The S-Index

A researcher-level metric for data sharing practices, directly analogous to the h-index for publications.

A researcher has an S-Index of n if n of their datasets have SHARE scores of at least n.

Just like the h-index rewards both quantity and quality of publications, the S-Index rewards researchers who consistently share well-documented datasets.

Example Calculation

Researcher has 8 datasets with SHARE scores:
Sorted descending: [78, 72, 68, 61, 55, 45, 42, 31]
Position:           1   2   3   4   5   6   7   8

Check each position:
  Position 1: 78 ≥ 1? Yes ✓
  Position 2: 72 ≥ 2? Yes ✓
  ...
  Position 8: 31 ≥ 8? Yes ✓

S-Index = 8 (limited by number of datasets)

Citation: S-Index(v1.0) = 8 (as of 2026-01-24, n=8 datasets)

🎯

Key Properties

Rewards Quantity + Quality

Need multiple high-scoring datasets to achieve high S-Index. One perfect dataset isn't enough.

Robust to Outliers

Low-scoring datasets don't drag down a high S-Index. Early-career experiments don't penalize you.

Familiar Model

Works like the h-index researchers already understand. Easy adoption and intuitive comparison.

Gaming Resistant

Can't inflate by adding many low-quality datasets.

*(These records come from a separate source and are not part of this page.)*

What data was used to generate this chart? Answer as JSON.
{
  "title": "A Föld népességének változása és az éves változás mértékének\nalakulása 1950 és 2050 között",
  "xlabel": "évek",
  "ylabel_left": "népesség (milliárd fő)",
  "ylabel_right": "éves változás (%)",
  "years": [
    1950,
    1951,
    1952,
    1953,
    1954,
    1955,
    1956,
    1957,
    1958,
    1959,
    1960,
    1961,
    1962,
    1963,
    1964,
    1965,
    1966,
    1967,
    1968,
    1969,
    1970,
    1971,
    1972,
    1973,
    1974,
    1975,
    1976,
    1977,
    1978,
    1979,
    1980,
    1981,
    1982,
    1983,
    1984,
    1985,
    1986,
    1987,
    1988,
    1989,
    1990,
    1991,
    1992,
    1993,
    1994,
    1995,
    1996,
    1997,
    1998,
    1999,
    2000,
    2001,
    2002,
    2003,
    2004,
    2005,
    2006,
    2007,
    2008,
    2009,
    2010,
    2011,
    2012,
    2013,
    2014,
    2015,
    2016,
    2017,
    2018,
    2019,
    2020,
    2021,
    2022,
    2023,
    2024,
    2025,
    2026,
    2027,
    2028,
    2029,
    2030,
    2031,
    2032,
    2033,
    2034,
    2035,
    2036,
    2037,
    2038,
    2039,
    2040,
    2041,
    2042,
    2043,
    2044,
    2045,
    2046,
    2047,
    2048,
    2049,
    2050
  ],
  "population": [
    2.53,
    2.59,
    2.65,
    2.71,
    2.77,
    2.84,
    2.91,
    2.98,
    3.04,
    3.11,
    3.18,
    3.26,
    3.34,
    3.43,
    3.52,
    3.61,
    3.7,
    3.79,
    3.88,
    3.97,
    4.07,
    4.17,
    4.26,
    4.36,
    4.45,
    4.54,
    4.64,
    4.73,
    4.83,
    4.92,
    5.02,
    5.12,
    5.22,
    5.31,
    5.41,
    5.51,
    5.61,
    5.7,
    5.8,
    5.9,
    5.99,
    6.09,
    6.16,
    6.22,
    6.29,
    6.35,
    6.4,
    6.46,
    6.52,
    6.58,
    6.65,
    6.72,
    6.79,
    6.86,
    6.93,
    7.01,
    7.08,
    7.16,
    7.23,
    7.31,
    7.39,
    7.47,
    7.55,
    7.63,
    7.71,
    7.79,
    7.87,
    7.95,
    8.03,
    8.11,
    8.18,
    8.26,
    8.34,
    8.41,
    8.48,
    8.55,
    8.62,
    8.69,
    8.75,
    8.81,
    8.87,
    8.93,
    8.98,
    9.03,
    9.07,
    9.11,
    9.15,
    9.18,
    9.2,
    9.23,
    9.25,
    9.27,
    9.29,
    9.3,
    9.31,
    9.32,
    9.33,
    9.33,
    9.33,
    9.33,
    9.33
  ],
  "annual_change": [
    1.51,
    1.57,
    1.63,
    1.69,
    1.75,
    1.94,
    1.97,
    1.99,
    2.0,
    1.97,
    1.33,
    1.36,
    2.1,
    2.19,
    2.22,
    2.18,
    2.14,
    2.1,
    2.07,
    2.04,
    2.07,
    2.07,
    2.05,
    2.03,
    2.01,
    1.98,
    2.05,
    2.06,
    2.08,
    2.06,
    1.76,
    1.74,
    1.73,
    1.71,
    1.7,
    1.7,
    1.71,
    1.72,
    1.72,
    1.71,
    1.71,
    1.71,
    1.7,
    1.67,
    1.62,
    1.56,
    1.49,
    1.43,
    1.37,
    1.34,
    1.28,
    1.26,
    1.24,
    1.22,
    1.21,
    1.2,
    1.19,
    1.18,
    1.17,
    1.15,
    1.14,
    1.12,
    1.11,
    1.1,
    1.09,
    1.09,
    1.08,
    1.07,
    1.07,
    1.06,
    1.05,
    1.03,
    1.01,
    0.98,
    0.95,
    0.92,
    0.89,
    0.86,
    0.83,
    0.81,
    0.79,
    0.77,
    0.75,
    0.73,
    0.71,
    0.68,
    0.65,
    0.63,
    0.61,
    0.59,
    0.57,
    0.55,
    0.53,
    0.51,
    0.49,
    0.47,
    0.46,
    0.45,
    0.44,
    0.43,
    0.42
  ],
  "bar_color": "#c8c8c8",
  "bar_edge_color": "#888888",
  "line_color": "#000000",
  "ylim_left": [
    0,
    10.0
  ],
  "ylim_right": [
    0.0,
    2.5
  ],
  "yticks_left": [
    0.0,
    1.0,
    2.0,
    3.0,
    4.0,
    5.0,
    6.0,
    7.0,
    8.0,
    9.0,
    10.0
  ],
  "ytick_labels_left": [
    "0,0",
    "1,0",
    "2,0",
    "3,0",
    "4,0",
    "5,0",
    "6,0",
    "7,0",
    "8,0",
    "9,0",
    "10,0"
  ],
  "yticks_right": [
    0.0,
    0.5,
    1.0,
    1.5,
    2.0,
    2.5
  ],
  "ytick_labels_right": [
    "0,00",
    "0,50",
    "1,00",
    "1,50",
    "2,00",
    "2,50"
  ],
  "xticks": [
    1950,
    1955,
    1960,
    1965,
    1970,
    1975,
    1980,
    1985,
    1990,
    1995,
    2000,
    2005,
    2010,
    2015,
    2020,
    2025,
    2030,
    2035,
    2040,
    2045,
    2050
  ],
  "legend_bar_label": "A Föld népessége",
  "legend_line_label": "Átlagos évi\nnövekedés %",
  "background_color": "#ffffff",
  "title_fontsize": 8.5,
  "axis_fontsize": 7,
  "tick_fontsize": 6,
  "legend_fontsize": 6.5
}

Encourages genuine improvement.

📊

Interpretation Guide

S-Index	Rating
50+	Exceptional - Prolific with consistently strong practices
30-49	Strong - Substantial portfolio of well-documented datasets
15-29	Developing - Growing portfolio, typical for mid-career
5-14	Early - Building portfolio, new to open data sharing
1-4	Beginning - Just starting to share data openly

⚖

S-Index vs h-Index

Property	h-Index (Publications)	S-Index (Data Sharing)
Definition	h papers with ≥ h citations each	n datasets with SHARE score ≥ n each
What it measures	Publication impact	Data sharing quality and consistency
Scale	Unbounded (typically 0-100+)	0-100 (bounded by SHARE score max)
Cross-field comparison	Difficult (citation norms vary)	Fair (universal signal vocabulary)

Note: The S-Index measures data sharing practices, not research quality. A high S-Index indicates excellent metadata practices across many datasets. It should be used alongside, not instead of, traditional research quality indicators.